The Supreme Court’s approach to standing in recent years has been somewhat strained, but it is hard to imagine that even the court’s conservative majority would be willing to go as far as Ho wants. It is also unclear whether they will even go as far as the rest of the panel did on Wednesday if they choose to review the ruling. Chief Justice John Roberts opposed the court’s decision to overturn Roe outright in Dobbs last year and Justice Brett Kavanaugh wrote a separate concurring opinion where he strongly suggested that he would not vote to uphold certain restrictions on it.

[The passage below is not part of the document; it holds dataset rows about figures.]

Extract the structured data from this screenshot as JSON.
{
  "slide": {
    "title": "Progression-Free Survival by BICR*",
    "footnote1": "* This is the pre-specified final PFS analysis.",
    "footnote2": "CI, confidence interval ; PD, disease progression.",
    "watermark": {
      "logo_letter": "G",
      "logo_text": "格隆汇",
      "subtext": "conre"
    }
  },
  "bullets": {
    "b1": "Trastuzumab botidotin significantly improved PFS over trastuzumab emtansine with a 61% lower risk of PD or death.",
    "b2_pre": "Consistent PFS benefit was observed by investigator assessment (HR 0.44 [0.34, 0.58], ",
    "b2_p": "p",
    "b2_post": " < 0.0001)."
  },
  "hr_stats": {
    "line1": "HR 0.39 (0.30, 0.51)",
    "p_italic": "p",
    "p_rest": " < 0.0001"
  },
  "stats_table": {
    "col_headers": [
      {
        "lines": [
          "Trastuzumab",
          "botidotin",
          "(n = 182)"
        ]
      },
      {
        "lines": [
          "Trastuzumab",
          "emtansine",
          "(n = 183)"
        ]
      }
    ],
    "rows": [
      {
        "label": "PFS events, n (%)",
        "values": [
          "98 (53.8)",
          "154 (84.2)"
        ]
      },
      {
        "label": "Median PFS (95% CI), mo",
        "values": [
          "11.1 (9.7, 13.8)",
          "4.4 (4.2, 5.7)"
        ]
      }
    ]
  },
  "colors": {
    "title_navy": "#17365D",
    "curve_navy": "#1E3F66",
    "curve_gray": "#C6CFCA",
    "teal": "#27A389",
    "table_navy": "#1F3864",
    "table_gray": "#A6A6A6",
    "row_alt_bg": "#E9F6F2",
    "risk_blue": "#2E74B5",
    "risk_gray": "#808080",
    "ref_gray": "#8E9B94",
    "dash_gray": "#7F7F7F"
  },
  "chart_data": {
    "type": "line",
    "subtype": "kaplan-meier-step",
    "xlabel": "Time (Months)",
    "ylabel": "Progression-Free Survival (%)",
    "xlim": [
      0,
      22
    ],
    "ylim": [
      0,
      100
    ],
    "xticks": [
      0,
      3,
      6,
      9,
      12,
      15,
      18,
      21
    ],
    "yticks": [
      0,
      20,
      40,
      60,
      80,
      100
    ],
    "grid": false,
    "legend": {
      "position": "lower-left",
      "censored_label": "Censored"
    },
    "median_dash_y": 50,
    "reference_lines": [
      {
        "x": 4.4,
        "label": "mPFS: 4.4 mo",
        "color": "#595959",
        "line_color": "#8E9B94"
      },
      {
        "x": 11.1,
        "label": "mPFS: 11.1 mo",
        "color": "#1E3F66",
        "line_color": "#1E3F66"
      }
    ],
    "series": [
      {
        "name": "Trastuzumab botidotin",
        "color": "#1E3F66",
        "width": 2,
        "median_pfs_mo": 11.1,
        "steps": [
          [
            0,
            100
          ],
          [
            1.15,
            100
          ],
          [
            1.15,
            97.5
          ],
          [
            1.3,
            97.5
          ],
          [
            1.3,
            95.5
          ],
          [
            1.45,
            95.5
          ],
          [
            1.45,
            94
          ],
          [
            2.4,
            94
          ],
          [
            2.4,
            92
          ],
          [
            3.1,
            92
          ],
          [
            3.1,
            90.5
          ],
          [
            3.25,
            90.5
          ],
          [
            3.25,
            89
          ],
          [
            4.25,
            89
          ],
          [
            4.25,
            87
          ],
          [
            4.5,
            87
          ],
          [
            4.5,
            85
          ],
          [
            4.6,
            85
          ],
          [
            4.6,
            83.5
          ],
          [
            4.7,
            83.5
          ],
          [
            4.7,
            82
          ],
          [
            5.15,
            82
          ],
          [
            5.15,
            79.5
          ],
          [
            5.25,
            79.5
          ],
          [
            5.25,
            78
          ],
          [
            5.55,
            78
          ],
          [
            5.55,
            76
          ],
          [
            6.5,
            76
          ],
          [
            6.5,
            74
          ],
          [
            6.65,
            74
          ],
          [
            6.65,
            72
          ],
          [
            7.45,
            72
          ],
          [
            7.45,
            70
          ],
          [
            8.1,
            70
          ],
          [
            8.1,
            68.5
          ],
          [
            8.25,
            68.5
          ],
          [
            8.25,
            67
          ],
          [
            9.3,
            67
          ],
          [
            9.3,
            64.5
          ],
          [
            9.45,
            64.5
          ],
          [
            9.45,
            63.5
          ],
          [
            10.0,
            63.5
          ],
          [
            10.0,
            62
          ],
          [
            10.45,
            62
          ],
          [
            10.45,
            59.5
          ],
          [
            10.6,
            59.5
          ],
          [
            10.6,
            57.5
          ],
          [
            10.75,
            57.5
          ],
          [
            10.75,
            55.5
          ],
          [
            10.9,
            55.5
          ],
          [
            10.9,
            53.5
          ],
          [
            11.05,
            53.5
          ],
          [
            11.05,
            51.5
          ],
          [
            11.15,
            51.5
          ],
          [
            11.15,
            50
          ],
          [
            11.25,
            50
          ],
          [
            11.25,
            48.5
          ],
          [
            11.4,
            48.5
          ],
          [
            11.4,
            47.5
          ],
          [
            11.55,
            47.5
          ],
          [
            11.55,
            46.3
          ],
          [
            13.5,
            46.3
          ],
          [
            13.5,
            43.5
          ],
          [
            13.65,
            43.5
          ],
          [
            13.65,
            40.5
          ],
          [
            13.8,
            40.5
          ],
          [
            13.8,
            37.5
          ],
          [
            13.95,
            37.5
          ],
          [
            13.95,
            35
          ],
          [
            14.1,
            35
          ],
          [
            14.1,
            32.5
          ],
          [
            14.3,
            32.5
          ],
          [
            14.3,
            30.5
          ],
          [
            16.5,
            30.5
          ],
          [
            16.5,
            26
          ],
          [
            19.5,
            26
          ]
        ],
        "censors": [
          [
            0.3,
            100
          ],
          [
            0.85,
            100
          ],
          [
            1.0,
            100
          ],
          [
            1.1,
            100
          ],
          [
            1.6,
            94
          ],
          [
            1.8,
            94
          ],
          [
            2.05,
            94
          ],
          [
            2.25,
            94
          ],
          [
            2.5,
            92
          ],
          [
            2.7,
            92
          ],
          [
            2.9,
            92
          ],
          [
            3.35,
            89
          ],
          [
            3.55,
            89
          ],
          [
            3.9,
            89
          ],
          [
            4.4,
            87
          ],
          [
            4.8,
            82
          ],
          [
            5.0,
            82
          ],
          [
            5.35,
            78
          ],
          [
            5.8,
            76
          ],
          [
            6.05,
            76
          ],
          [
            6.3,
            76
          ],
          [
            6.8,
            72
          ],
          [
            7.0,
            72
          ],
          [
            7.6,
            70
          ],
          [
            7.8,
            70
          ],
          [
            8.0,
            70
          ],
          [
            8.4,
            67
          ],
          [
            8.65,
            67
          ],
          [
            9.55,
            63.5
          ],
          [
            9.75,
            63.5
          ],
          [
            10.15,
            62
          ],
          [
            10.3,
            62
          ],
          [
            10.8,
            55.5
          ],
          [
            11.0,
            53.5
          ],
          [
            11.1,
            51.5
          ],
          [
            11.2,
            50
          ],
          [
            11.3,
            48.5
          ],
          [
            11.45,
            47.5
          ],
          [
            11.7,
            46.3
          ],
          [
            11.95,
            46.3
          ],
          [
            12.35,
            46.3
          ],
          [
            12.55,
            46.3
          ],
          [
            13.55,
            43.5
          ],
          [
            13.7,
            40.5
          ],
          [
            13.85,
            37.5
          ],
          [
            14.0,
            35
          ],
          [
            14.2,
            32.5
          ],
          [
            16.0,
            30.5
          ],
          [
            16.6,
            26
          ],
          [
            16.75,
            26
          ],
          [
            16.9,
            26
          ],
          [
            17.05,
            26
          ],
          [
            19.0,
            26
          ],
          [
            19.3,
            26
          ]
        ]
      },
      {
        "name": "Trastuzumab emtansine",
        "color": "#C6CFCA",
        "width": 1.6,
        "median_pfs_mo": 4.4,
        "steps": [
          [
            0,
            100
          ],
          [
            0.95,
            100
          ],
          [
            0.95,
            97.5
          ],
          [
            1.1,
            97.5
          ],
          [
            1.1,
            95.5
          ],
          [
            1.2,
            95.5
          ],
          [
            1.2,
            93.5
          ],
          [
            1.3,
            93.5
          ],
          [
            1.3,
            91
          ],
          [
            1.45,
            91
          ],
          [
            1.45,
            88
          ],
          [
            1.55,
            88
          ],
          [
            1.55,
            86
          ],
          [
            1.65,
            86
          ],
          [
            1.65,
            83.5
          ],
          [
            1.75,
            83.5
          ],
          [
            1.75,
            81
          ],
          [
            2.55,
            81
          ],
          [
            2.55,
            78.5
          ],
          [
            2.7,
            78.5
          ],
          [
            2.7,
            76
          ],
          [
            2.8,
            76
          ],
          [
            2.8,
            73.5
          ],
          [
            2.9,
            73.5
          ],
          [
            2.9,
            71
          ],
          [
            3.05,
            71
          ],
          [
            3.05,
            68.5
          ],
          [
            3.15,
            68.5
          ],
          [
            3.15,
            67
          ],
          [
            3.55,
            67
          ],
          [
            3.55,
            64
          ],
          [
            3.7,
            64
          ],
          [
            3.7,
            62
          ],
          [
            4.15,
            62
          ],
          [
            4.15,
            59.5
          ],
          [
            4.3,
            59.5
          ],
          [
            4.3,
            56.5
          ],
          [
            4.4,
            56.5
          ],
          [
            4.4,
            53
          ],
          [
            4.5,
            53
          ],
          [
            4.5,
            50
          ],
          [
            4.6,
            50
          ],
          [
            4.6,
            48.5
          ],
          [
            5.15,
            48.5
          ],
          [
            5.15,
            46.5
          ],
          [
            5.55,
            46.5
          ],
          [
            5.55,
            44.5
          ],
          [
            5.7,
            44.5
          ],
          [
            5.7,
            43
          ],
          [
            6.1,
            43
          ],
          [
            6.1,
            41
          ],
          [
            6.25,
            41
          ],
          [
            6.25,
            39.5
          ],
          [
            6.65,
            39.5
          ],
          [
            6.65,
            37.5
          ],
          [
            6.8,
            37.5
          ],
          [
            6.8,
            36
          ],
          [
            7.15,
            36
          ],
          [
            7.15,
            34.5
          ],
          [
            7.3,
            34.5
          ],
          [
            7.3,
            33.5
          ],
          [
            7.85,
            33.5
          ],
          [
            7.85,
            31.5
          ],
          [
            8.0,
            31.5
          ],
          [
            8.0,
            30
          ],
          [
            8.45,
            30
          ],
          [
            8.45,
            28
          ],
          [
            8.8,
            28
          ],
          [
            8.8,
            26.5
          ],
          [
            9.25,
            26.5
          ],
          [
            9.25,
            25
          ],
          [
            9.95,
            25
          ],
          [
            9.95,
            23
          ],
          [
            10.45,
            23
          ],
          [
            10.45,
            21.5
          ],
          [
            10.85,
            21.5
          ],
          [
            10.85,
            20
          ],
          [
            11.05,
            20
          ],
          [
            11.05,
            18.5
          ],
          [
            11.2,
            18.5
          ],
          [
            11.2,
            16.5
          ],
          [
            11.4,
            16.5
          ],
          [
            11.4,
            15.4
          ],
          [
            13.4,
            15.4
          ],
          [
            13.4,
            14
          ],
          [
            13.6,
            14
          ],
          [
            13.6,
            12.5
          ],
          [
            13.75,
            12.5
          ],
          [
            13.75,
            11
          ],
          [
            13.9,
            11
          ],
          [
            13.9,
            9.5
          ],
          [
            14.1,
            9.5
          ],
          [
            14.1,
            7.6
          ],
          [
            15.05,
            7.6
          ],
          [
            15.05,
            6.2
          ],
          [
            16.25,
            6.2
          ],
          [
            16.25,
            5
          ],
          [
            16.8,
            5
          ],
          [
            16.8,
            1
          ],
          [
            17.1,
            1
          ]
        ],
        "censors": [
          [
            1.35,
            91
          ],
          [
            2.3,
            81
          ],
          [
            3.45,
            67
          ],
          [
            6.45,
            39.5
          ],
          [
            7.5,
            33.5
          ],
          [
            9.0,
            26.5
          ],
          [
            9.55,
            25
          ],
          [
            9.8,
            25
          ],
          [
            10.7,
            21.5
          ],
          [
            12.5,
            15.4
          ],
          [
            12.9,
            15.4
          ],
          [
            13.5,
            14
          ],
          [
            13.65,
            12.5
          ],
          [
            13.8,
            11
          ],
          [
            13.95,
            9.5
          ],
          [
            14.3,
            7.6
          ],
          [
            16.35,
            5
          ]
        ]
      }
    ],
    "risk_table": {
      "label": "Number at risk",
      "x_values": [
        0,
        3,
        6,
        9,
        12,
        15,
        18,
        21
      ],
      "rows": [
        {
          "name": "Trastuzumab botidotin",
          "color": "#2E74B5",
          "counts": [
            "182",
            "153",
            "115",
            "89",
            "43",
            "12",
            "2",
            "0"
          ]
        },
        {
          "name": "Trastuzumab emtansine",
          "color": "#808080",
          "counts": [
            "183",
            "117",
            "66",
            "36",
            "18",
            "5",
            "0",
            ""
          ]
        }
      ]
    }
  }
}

Beyond the abortion context, the justices may also be reluctant to meddle too much in the FDA drug-approval process, a point vociferously raised by drug companies and medical associations after Kacsmaryk’s ruling in April. Justice Samuel Alito wrote last year that by overturning Roe, the court was returning decisions over abortion to the American people and their elected representatives, not to unelected judges. Wednesday’s mifepristone ruling, if appealed, will give the court a chance to show they were serious about that.